The sensitivity to x-ray beam energy of structure measurements using x-ray standing waves (XSW) generated under conditions of total external reflection has been determined. To this end, the optical properties of the system were examined in a theoretical analysis to identify possible energy-dependent components such as surface roughness. The analysis shows that, provided surface roughness is small (Debye–Waller factor less than 10 Å) and the energy range covered in the XSW measurements lies within several keV, its contribution can be accounted for satisfactorily by a simple Debye–Waller factor.
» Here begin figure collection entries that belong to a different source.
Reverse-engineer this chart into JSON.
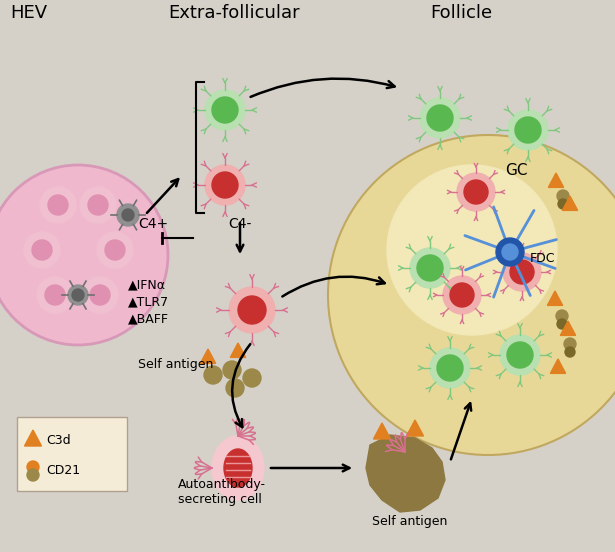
{
  "bg_color": "#d5d1c8",
  "title_hev": "HEV",
  "title_extra": "Extra-follicular",
  "title_follicle": "Follicle",
  "label_c4plus": "C4+",
  "label_c4minus": "C4-",
  "label_gc": "GC",
  "label_fdc": "FDC",
  "label_ifna": "▲IFNα",
  "label_tlr7": "▲TLR7",
  "label_baff": "▲BAFF",
  "label_self_antigen": "Self antigen",
  "label_autoantibody": "Autoantibody-\nsecreting cell",
  "label_self_antigen2": "Self antigen",
  "label_c3d": "C3d",
  "label_cd21": "CD21",
  "color_green_outer": "#b8e0b0",
  "color_green_inner": "#5ab850",
  "color_red_outer": "#f0b0b0",
  "color_red_inner": "#c83030",
  "color_pink_outer": "#f5c8d0",
  "color_pink_inner": "#e06080",
  "color_follicle_bg": "#e8d898",
  "color_hev_bg": "#f0b8cc",
  "color_hev_edge": "#d898b8",
  "color_receptor_green": "#80c880",
  "color_receptor_red": "#d87090",
  "color_orange": "#e08020",
  "color_brown_antigen": "#9c8848",
  "color_brown_dark": "#7a6838",
  "color_blue_fdc": "#5590d8",
  "color_blue_fdc_dark": "#2255aa",
  "color_arrow": "#111111",
  "color_legend_bg": "#f5ecd8",
  "color_hev_cell": "#f0c0d0",
  "color_hev_cell_inner": "#e090b0",
  "color_gray_cell": "#909090",
  "color_gray_inner": "#606060"
}
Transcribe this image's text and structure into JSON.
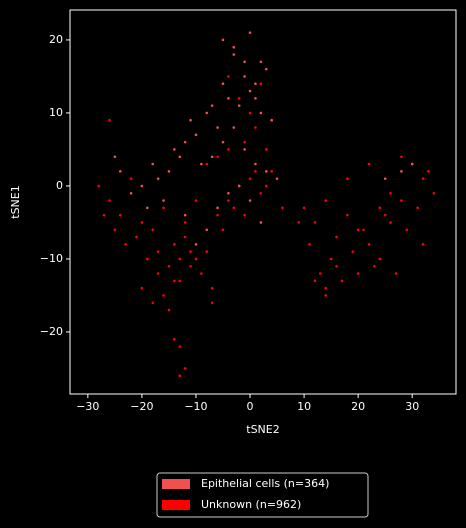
{
  "chart_data": {
    "type": "scatter",
    "x_label": "tSNE2",
    "y_label": "tSNE1",
    "xlim": [
      -33.3,
      38.1
    ],
    "ylim": [
      -28.5,
      24.1
    ],
    "xticks": [
      {
        "value": -30,
        "label": "−30"
      },
      {
        "value": -20,
        "label": "−20"
      },
      {
        "value": -10,
        "label": "−10"
      },
      0,
      10,
      20,
      30
    ],
    "yticks": [
      {
        "value": -20,
        "label": "−20"
      },
      {
        "value": -10,
        "label": "−10"
      },
      0,
      10,
      20
    ],
    "series": [
      {
        "name": "Unknown (n=962)",
        "color": "#ff0000",
        "x": [
          -28,
          -26,
          -24,
          -22,
          -20,
          -18,
          -16,
          -14,
          -12,
          -10,
          -8,
          -6,
          -4,
          -2,
          0,
          2,
          4,
          6,
          -27,
          -25,
          -23,
          -21,
          -19,
          -17,
          -15,
          -13,
          -11,
          -9,
          -7,
          -5,
          -3,
          -1,
          1,
          3,
          -20,
          -18,
          -16,
          -14,
          -12,
          -10,
          -8,
          -6,
          -4,
          -17,
          -15,
          -13,
          -11,
          -14,
          -13,
          -12,
          10,
          12,
          14,
          16,
          18,
          20,
          22,
          24,
          26,
          28,
          30,
          32,
          34,
          11,
          13,
          15,
          17,
          19,
          21,
          23,
          25,
          27,
          29,
          31,
          33,
          9,
          14,
          18,
          22,
          26,
          12,
          14,
          16,
          20,
          24,
          28,
          32,
          -1,
          1,
          3,
          -2,
          0,
          2,
          4,
          -4,
          -26,
          -14,
          -13,
          -13,
          -7
        ],
        "values": [
          0,
          -2,
          -4,
          1,
          -5,
          -6,
          -3,
          -8,
          -7,
          -10,
          -9,
          -4,
          -2,
          0,
          1,
          -1,
          2,
          -3,
          -4,
          -6,
          -8,
          -7,
          -10,
          -12,
          -11,
          -13,
          -9,
          -12,
          -14,
          -6,
          -3,
          -4,
          2,
          0,
          -14,
          -16,
          -15,
          -13,
          -5,
          -2,
          3,
          4,
          5,
          -9,
          -17,
          -10,
          -11,
          -21,
          -26,
          -25,
          -3,
          -5,
          -2,
          -7,
          -4,
          -6,
          -8,
          -3,
          -5,
          -2,
          3,
          1,
          -1,
          -8,
          -12,
          -10,
          -13,
          -9,
          -6,
          -11,
          -4,
          -12,
          -6,
          -3,
          2,
          -5,
          -14,
          1,
          3,
          -1,
          -13,
          -15,
          -11,
          -12,
          -10,
          4,
          -8,
          6,
          8,
          5,
          12,
          10,
          14,
          9,
          15,
          9,
          -21,
          -26,
          -22,
          -16
        ]
      },
      {
        "name": "Epithelial cells (n=364)",
        "color": "#f05050",
        "x": [
          -5,
          -3,
          0,
          2,
          -1,
          1,
          3,
          -4,
          -2,
          0,
          2,
          4,
          -6,
          -8,
          -10,
          -12,
          -14,
          -9,
          -7,
          -5,
          -3,
          -1,
          1,
          3,
          5,
          -11,
          -13,
          -15,
          -17,
          -16,
          -18,
          -20,
          -6,
          -4,
          -2,
          0,
          2,
          -8,
          -10,
          -12,
          -3,
          -1,
          1,
          -5,
          -7,
          -22,
          -24,
          -19,
          28,
          30,
          25,
          -25
        ],
        "values": [
          20,
          19,
          21,
          17,
          15,
          14,
          16,
          12,
          11,
          13,
          10,
          9,
          8,
          10,
          7,
          6,
          5,
          3,
          4,
          6,
          8,
          5,
          3,
          2,
          1,
          9,
          4,
          2,
          1,
          -2,
          3,
          0,
          -3,
          -1,
          0,
          -2,
          -5,
          -6,
          -8,
          -4,
          18,
          17,
          12,
          14,
          11,
          -1,
          2,
          -3,
          2,
          3,
          1,
          4
        ]
      }
    ],
    "legend_position": "below"
  }
}
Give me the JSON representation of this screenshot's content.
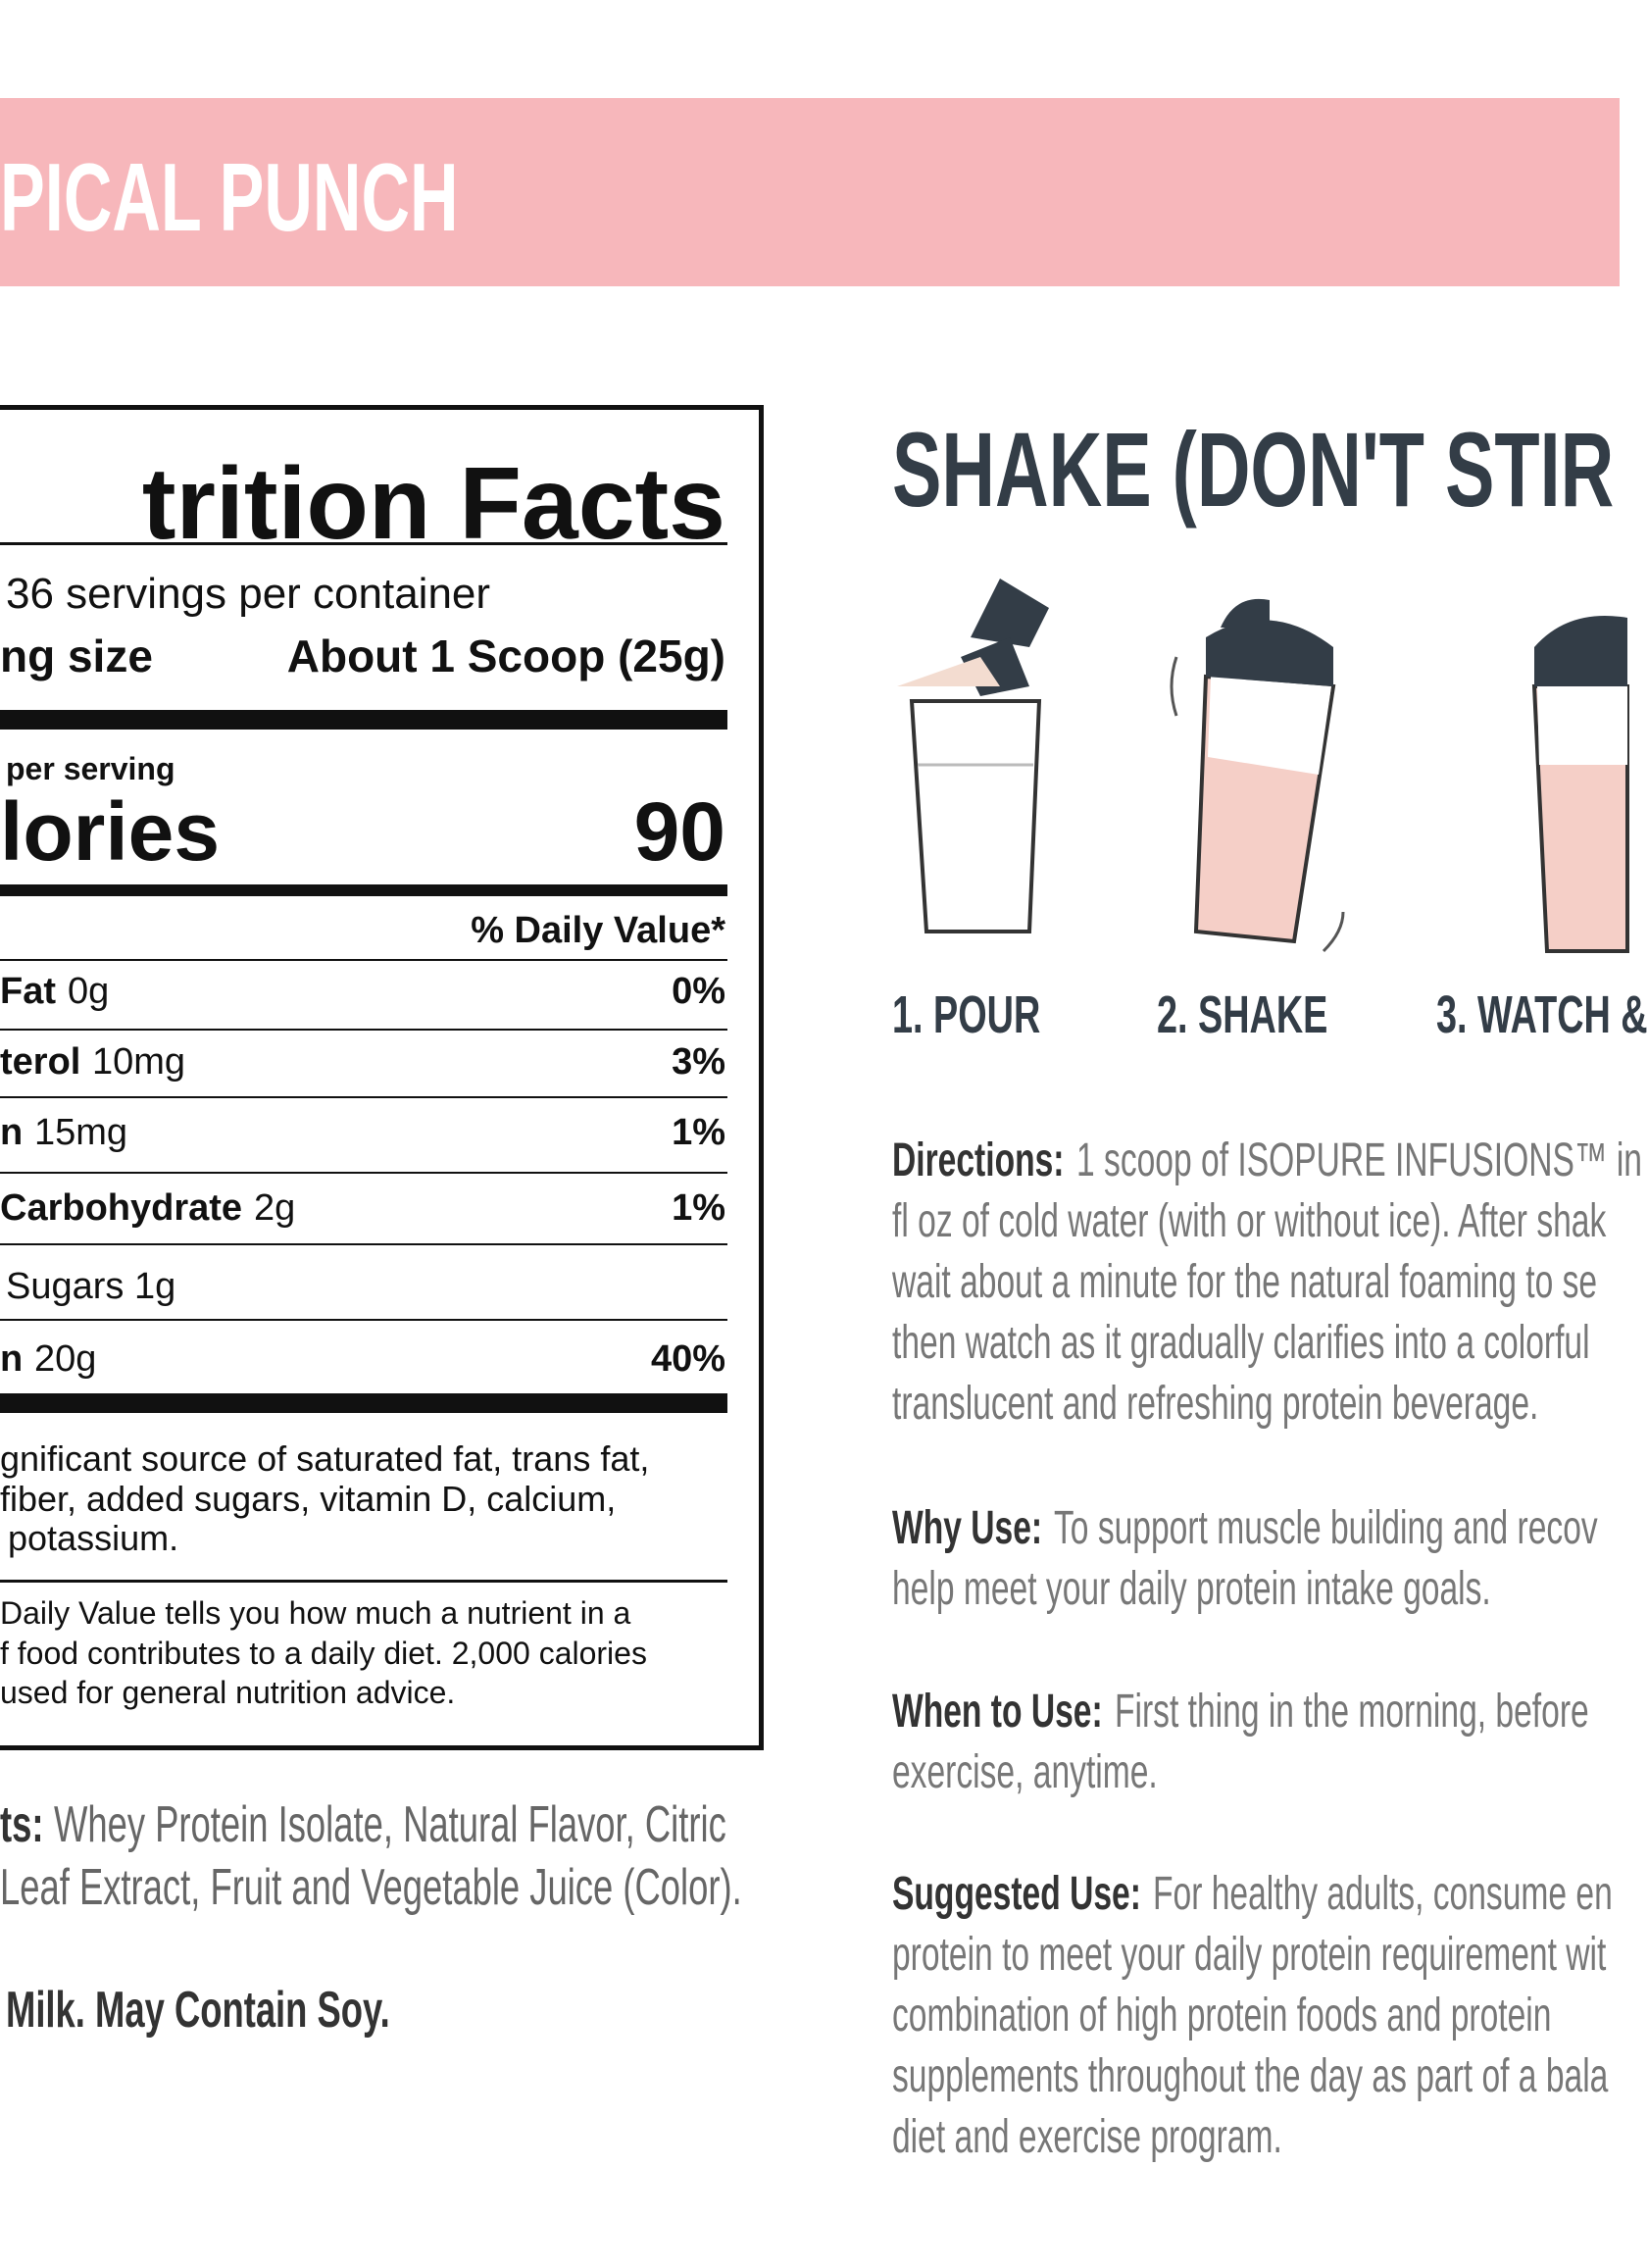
{
  "banner": {
    "title": "PICAL PUNCH"
  },
  "nutrition": {
    "title": "trition Facts",
    "servings": "36 servings per container",
    "serving_size_label": "ng size",
    "serving_size": "About 1 Scoop (25g)",
    "amount_label": "per serving",
    "calories_label": "lories",
    "calories": "90",
    "dv_header": "% Daily Value*",
    "rows": [
      {
        "name": "Fat",
        "amount": "0g",
        "dv": "0%"
      },
      {
        "name": "terol",
        "amount": "10mg",
        "dv": "3%"
      },
      {
        "name": "n",
        "amount": "15mg",
        "dv": "1%"
      },
      {
        "name": "Carbohydrate",
        "amount": "2g",
        "dv": "1%"
      },
      {
        "amount": "Sugars 1g"
      },
      {
        "name": "n",
        "amount": "20g",
        "dv": "40%"
      }
    ],
    "not_significant": [
      "gnificant source of saturated fat, trans fat,",
      "fiber, added sugars, vitamin D, calcium,",
      "potassium."
    ],
    "footnote": [
      "Daily Value tells you how much a nutrient in a",
      "f food contributes to a daily diet. 2,000 calories",
      "used for general nutrition advice."
    ]
  },
  "ingredients": {
    "label": "ts:",
    "lines": [
      "Whey Protein Isolate, Natural Flavor, Citric",
      "Leaf Extract, Fruit and Vegetable Juice (Color)."
    ]
  },
  "allergen": "Milk. May Contain Soy.",
  "shake": {
    "heading": "SHAKE (DON'T STIR",
    "steps": [
      "1. POUR",
      "2. SHAKE",
      "3. WATCH &"
    ]
  },
  "sections": [
    {
      "label": "Directions:",
      "lines": [
        "1 scoop of ISOPURE INFUSIONS™ in",
        "fl oz of cold water (with or without ice). After shak",
        "wait about a minute for the natural foaming to se",
        "then watch as it gradually clarifies into a colorful",
        "translucent and refreshing protein beverage."
      ]
    },
    {
      "label": "Why Use:",
      "lines": [
        "To support muscle building and recov",
        "help meet your daily protein intake goals."
      ]
    },
    {
      "label": "When to Use:",
      "lines": [
        "First thing in the morning, before",
        "exercise, anytime."
      ]
    },
    {
      "label": "Suggested Use:",
      "lines": [
        "For healthy adults, consume en",
        "protein to meet your daily protein requirement wit",
        "combination of high protein foods and protein",
        "supplements throughout the day as part of a bala",
        "diet and exercise program."
      ]
    }
  ]
}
In addition, a series of XSW measurements were made on Langmuir–Blodgett films of manganese arachidate (C20:0) on a gold mirror surface at three incident x-ray beam energies in the 7–11.2 keV range. The XSW data were analyzed to account for the Debye–Waller factor. No obvious dependence on incident x-ray energy was found. These results demonstrate that the contribution of surface roughness to the x-ray fluorescence yield profile is minimal under these conditions. Thus, mirrors of the type and quality used in these experiments are useful in XSW measurements where multiple element types are incorporated as structural labels in organic thin films and at surfaces. We also demonstrate that the resolving power of the XSW method is sufficient to distinguish and to locate two separate probe atom layers in a single Langmuir–Blodgett film.